Monday, 30 October 2023

This year's treat


For almost all of the 20 years that I have run a moth trap, and indeed going back very much further to my schooldays' butterfly collecting, I have been blessed by a regular series of surprises and delights.  My teenage capture of the rare Charlotta variety of the Dark Green Fritillary butterfly was perhaps the first although I had been rewarded by First Hawkmoth, First Fritillary and other highlights well before then. Later I chased down a magnificent iridescent blue and green Peacock Swallowtail in Indonesia and explored the little rainforest, rich in insects, created by the unending spray from the Victoria Falls.


This year's treat - because they have become almost annual events - is late in the day but certainly worth the wait: a gloriously prolonged encounter with a Two-tailed Pasha, Europe's largest butterfly species, on a mountain-top in Provence. Checking the European Butterfly Bible, I found it described as a confirmed 'hill-topper' and this exactly chimed with the rocky peak above Roches Blanches in the Massif des Maures where Penny and I found ours.


I thought at first that the best picture I would be bringing you would be the third one, above - the sun-drenched edge of rock where the big, and that stage unidentified butterfly perched after a prolonged and dizzy dance when we first disturbed it. It soon took off again but luckily, by my age, you know from experience that most butterflies are territorial. It disappeared over large stands of Arbutus unedo, the Strawberry Tree which is its caterpillar's food plant. But within a minute it was back. On its third circuit it settled more conveniently for me and - snap! - I got my pictures. 
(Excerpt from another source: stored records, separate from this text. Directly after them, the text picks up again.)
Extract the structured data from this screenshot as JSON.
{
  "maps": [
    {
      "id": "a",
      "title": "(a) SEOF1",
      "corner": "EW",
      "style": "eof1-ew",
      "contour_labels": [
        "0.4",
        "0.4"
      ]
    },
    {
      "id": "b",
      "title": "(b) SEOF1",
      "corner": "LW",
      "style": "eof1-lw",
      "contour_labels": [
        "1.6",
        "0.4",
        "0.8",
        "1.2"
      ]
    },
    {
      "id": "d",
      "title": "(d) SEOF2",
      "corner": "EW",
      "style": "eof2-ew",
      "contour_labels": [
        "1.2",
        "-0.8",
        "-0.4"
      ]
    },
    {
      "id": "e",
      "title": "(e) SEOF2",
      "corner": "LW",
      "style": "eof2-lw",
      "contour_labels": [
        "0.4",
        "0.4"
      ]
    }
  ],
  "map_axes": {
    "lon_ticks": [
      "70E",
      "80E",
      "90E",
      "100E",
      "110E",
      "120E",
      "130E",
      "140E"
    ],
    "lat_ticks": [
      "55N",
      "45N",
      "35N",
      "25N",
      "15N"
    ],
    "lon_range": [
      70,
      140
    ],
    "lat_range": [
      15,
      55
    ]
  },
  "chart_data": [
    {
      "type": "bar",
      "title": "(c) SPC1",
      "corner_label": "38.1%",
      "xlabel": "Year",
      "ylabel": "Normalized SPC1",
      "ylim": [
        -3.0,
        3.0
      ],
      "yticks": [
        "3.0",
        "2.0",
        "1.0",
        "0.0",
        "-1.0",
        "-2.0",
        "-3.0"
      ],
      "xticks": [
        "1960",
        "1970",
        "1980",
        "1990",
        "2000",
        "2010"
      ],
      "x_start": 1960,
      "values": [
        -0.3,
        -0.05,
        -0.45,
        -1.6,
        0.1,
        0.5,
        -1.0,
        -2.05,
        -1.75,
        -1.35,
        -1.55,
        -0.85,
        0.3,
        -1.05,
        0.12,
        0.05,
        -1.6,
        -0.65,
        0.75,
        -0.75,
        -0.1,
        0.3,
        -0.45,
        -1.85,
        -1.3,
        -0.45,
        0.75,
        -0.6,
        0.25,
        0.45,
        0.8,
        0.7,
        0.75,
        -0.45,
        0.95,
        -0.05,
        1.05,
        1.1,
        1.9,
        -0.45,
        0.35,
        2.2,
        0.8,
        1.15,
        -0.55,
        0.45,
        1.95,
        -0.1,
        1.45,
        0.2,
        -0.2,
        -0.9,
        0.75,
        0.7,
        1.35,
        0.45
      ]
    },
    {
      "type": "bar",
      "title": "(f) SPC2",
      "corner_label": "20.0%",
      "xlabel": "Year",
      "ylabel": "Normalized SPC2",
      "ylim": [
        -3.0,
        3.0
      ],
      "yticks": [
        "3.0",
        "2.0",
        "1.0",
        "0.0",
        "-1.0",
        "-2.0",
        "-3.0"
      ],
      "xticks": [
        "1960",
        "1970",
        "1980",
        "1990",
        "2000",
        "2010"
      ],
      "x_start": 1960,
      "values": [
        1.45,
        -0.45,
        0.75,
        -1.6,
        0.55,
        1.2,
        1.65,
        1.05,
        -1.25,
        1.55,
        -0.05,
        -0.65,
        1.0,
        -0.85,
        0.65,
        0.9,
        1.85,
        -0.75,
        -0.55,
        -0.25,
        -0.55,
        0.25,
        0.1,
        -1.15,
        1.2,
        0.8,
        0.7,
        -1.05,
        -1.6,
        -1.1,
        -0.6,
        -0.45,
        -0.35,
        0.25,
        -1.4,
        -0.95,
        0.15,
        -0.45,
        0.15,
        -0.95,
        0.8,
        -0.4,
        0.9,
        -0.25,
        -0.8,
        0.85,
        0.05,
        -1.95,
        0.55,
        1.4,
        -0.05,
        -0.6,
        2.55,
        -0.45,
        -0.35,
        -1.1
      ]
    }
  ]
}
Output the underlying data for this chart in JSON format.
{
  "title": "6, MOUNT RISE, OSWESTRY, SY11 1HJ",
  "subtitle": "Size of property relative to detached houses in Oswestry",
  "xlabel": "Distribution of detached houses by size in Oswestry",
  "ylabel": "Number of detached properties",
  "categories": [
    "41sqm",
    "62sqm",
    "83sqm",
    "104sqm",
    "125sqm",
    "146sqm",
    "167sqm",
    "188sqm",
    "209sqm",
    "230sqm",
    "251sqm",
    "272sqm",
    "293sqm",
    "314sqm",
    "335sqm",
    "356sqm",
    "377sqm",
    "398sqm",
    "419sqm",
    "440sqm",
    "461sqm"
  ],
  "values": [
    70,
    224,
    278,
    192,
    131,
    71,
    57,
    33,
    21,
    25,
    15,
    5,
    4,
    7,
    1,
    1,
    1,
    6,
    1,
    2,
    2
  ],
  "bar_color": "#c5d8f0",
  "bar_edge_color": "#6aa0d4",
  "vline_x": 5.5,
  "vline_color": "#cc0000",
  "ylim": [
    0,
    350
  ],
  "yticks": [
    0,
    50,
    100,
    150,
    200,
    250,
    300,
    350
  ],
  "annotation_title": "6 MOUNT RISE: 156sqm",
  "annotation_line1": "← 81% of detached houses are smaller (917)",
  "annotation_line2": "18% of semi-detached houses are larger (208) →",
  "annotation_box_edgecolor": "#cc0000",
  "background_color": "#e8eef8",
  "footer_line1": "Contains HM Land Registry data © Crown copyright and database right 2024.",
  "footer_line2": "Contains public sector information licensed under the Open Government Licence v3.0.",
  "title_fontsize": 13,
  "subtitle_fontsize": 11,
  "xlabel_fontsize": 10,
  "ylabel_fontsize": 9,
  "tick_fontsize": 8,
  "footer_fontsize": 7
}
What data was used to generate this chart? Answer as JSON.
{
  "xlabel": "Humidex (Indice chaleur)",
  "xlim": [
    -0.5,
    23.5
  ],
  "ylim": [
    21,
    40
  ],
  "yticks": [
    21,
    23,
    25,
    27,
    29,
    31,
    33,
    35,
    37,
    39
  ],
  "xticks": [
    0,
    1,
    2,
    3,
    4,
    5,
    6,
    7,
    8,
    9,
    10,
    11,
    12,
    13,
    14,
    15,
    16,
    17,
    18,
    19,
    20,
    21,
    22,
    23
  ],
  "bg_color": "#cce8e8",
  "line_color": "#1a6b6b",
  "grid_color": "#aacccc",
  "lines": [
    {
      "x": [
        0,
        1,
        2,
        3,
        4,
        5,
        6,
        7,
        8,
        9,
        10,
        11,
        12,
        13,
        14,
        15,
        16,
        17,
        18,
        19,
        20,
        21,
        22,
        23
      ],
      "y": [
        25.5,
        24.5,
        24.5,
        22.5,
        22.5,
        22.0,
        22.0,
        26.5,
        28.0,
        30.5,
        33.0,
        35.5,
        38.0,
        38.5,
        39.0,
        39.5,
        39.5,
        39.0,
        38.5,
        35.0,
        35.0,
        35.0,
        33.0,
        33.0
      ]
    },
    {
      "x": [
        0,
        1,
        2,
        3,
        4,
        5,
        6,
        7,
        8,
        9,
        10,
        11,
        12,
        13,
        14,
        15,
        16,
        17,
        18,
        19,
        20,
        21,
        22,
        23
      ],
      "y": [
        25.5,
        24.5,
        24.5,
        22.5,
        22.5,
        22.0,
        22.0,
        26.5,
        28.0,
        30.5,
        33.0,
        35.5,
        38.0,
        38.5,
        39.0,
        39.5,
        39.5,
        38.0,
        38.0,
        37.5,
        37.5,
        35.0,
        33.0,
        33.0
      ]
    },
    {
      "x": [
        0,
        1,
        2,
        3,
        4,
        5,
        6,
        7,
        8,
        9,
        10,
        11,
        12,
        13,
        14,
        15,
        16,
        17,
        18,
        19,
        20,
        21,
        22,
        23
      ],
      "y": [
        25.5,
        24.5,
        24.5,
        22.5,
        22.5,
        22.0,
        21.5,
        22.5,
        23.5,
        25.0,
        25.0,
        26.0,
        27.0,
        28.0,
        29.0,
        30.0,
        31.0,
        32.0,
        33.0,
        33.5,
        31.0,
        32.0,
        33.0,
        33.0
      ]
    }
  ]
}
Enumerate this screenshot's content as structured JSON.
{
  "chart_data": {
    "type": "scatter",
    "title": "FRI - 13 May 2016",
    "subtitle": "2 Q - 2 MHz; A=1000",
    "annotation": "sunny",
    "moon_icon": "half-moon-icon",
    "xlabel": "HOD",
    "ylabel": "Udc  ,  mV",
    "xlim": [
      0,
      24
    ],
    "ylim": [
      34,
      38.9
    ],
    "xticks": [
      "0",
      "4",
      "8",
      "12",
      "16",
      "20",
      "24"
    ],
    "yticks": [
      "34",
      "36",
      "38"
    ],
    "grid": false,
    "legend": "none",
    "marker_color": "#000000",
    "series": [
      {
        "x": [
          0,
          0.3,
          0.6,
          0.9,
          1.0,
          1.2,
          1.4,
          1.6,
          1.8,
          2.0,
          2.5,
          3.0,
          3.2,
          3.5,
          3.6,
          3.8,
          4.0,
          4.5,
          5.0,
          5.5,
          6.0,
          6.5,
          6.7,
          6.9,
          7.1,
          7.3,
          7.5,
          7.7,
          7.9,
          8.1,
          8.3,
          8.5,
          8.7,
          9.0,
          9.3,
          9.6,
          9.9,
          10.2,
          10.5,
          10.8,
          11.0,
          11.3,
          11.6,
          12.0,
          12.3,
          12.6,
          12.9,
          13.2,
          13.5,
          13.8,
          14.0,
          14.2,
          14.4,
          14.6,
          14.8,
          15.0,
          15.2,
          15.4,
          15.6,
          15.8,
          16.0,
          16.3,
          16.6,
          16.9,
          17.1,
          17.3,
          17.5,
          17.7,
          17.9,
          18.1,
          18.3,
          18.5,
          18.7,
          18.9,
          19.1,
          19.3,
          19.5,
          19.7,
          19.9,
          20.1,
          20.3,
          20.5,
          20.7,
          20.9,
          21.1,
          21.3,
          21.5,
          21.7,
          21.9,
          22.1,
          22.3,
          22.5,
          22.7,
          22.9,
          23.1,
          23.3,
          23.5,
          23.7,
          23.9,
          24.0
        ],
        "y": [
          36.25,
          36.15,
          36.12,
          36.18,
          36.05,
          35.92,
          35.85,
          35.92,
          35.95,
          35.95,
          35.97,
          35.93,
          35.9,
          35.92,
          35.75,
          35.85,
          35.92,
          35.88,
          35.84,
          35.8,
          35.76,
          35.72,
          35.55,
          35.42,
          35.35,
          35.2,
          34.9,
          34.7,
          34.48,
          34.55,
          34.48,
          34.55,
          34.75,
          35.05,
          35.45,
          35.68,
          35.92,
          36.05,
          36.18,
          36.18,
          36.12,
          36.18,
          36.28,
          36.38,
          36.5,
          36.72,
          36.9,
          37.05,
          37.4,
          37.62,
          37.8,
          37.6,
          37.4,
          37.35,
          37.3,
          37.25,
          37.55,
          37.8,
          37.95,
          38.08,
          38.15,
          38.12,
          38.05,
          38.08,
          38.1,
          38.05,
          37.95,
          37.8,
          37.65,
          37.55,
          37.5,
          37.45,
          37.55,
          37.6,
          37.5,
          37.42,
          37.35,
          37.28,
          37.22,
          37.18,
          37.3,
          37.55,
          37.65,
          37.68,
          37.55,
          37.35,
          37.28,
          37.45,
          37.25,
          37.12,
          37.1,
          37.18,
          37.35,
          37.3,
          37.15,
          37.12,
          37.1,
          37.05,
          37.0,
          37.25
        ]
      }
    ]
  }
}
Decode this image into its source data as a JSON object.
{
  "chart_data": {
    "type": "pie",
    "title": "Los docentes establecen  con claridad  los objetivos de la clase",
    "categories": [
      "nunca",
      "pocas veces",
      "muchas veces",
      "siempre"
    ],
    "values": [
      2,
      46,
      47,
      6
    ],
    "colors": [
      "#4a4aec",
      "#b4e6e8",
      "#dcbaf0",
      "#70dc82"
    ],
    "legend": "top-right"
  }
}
Is it exclusively a 'hill-topper' though? Or could it be that butterflies are harder to spot when you are clambering up mountains or slithering down them, rather than the open space of the summit where you have time to rest and look thoroughly around. There were other nice butterflies there including the Wall Brown immediately above and several very restless Clouded Yellows flashing around. We also set up a Large Mountain Grasshopper - well-named and perhaps the inspiration for La Fontaine's reworking of Aesop's famous tale of fecklessness and prudence.


La Fontaine would also have been very familiar with the Blue-winged Cricket which zipped about on hot days - I filmed this one below at our local bus stop and then isolated the stills - not exactly a triumph of photography but I hope that it gives the idea.


Other discoveries during our five days in the lovely village of La Garde Freinet included the Large White and Small Copper below, plus the millipede and beetle whose exact ID I leave to passing experts, if any.





A final pleasure of the holiday was the little Musée des Papillons in St Tropez whose incredibly good-value admission charge of only two Euros admitted you to a lovely little townhouse whose former owner collected butterflies from all over the world and then used them to supplement paintings of his native Provence.  Reached by following butterflies inlaid in the pavement of an alley, it also had some terrific pictures of butterfly collectors in the old days.  Merci beaucoup!